La restauration scolaire répond à une double exigence : maintenir la qualité nutritionnelle des repas et mieux informer les parents, notamment sur les questions liées à la sécurité alimentaire. L'école est aussi un lieu privilégié d'éducation au goût, à la nutrition et à la culture alimentaire.
L'alimentation d'un enfant d'âge scolaire est essentielle pour sa croissance, son développement psychomoteur et ses capacités d'apprentissage. Elle doit être équilibrée, variée et répartie au cours de la journée : 20 % du total énergétique le matin, 40 % au déjeuner de midi, 10 % à quatre heures et 30 % le soir.
Le temps du repas est l'occasion pour les élèves de se détendre et de communiquer. Il doit aussi être un moment privilégié de découverte et de plaisir.
La majorité des collèges gère directement la préparation des repas qui sont préparés et consommés sur place. Dans certains cas, la gestion est assurée par une société de restauration collective : les repas sont alors préparés dans une cuisine centrale puis livrés dans une cuisine dite "satellite", soit en liaison chaude, soit en liaison froide.
La fréquence de présentation des plats doit être respectée afin de préserver l'équilibre alimentaire selon les principes suivants :
- diminuer les apports lipidiques ;
- augmenter les apports de fibres et de vitamines ;
- augmenter les apports en fer ;
- augmenter les apports calciques.
- La consultation des professionnels de la diététique ou de la nutrition est souhaitable.
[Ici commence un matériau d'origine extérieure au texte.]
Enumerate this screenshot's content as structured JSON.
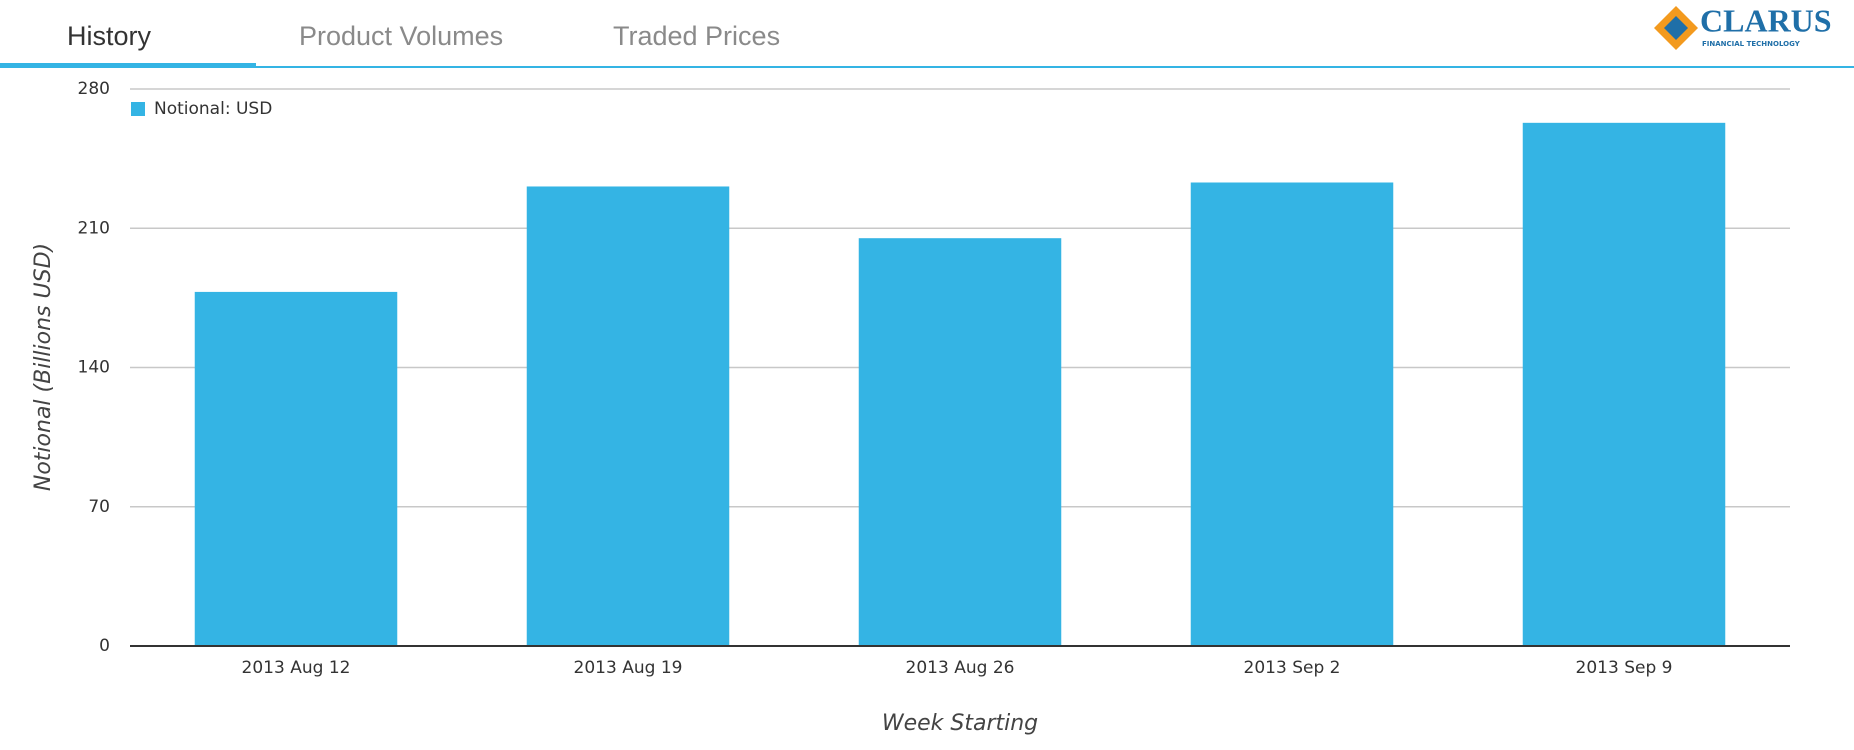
{
  "tabs": [
    "History",
    "Product Volumes",
    "Traded Prices"
  ],
  "logo": {
    "name": "CLARUS",
    "tagline": "FINANCIAL TECHNOLOGY"
  },
  "chart_data": {
    "type": "bar",
    "categories": [
      "2013 Aug 12",
      "2013 Aug 19",
      "2013 Aug 26",
      "2013 Sep 2",
      "2013 Sep 9"
    ],
    "series": [
      {
        "name": "Notional: USD",
        "color": "#34b4e4",
        "values": [
          178,
          231,
          205,
          233,
          263
        ]
      }
    ],
    "ylim": [
      0,
      280
    ],
    "yticks": [
      0,
      70,
      140,
      210,
      280
    ],
    "grid": true,
    "xlabel": "Week Starting",
    "ylabel": "Notional (Billions USD)"
  }
}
- Il faut veiller au respect des règles d'hygiène, de sécurité, mettre à disposition dans les établissements scolaires des installations sanitaires suffisantes et correctement équipées permettant le lavage et le séchage des mains.
L'éducation nutritionnelle à l'école doit être reliée à la vie sociale et tenir compte de la diversité des modèles dans les différentes cultures. Le goût s'apprend, s'éduque, s'acquiert dans le temps. Il peut être le point de départ pour toute une série d'activités :
- organisation d'animations dans le cadre d'ateliers de découverte ;
- valorisation du patrimoine culinaire ;
- promotion des produits de bonne qualité ;
- découverte des odeurs, des saveurs, des épices et des essences ;
- explication des secrets de fabrication ;
- exercice de l'esprit critique face aux tendances et aux médias.
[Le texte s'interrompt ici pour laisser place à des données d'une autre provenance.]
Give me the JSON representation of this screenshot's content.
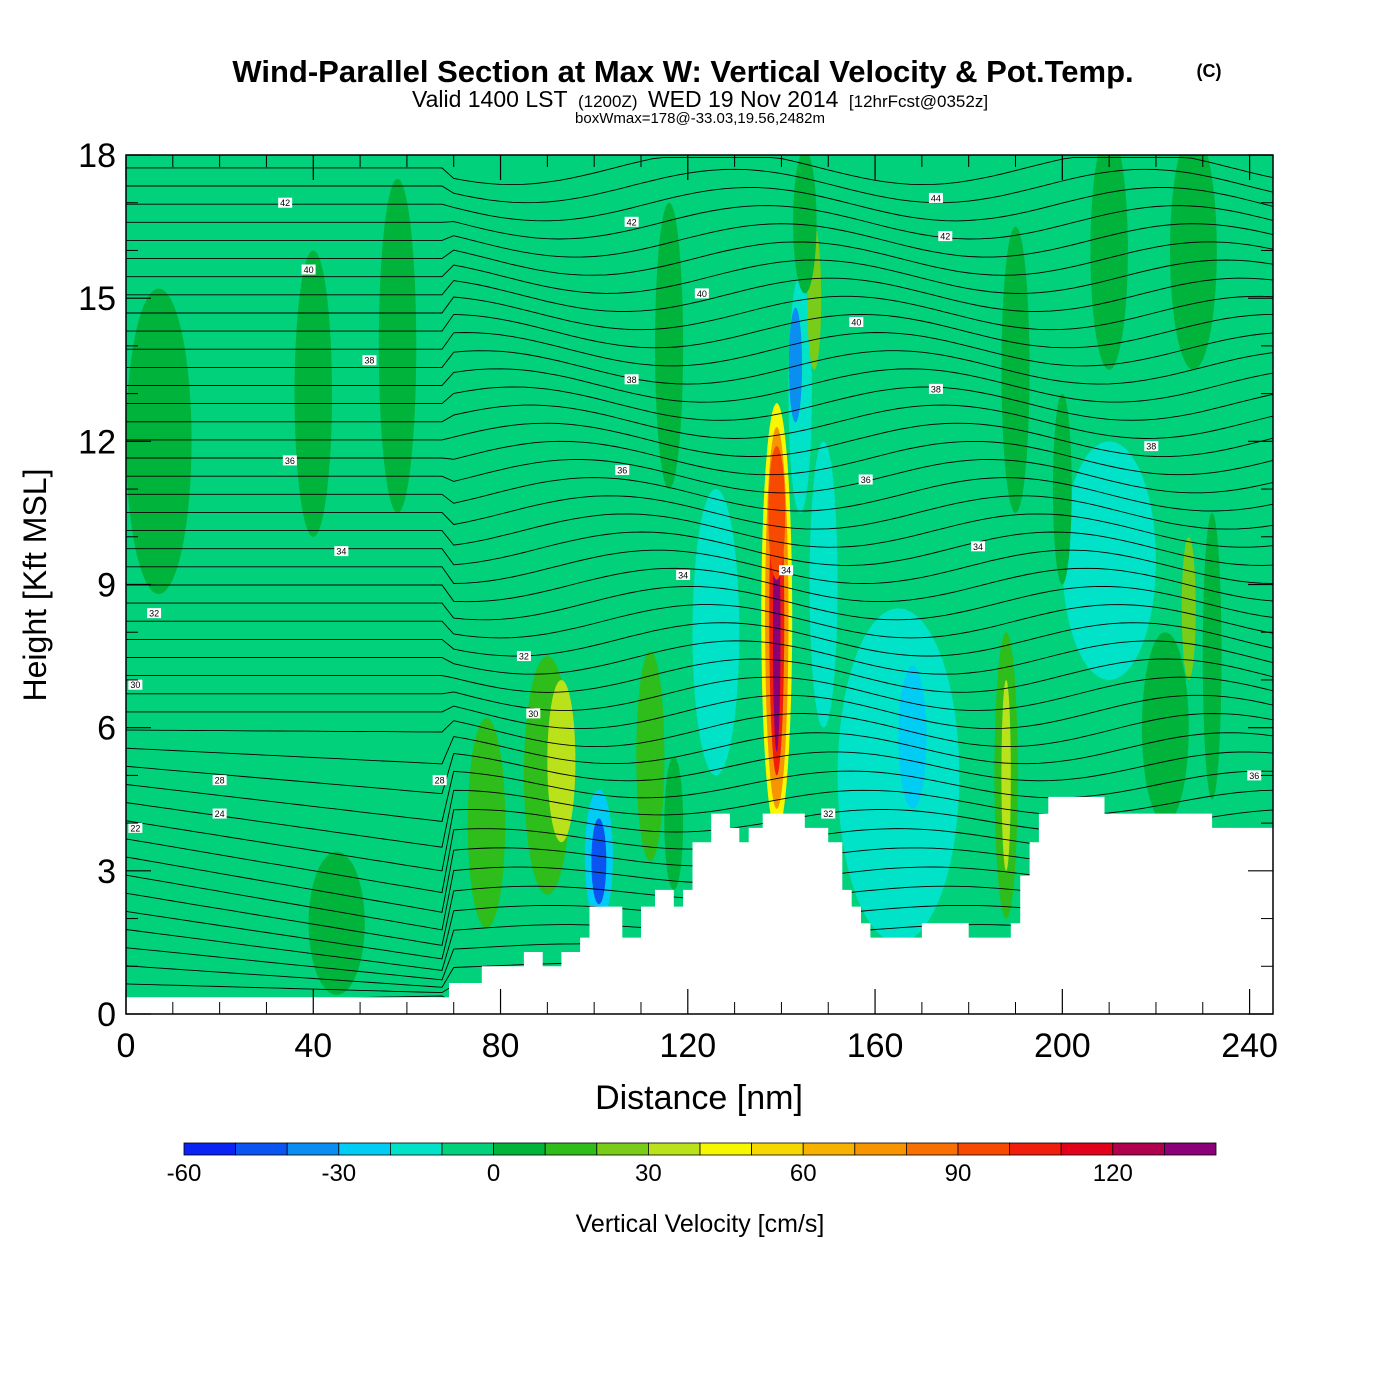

L'obligation de sécurité pour les aliments offerts à la consommation humaine, sous quelque forme que ce soit, est un des fondements du droit alimentaire.Pour assurer cette obligation, quatre démarches ont été mises en place progressivement en France :
- l'évaluation scientifique des risques sanitaires et nutritionnels des produits et technologies alimentaires ;
- la réglementation ;
- l'utilisation volontaire de pratiques sécuritaires par les professionnels ;
- la vérification effective du résultat par les pouvoirs publics.
Il est difficile de prévoir des menus spécifiques pour les élèves dont l'état de santé nécessite un régime alimentaire particulier.
La mise en place de "paniers repas" dans le cadre d'un projet d'accueil individualisé doit être favorisée. La famille assure alors la pleine responsabilité de la fourniture du repas, du conditionnement et du transport. La chaîne du froid doit être impérativement respectée, de la fabrication du repas par la famille jusqu'à sa présentation à l'enfant lors du déjeuner à l'école.
Mise à jour : août 2006

loi n° 2004-806 du 9 août 2004 relative à la politique de santé publique.
circulaire n° 2003-210 du 1er décembre 2003 relative à la santé des élèves : programme quinquennal de prévention et d'éducation.
circulaire n° 2003-135 du 8 septembre 2003 relative à l'accueil en collectivité des enfants et des adolescents atteints de troubles de la santé évoluant sur une longue période.
circulaire n° 2002-004 du 3 janvier 2002 relative à la sécurité des aliments : les bons gestes.
circulaire n° 2001-118 du 25 juin 2001 relative à la composition des repas servis en restauration scolaire et à la sécurité des aliments.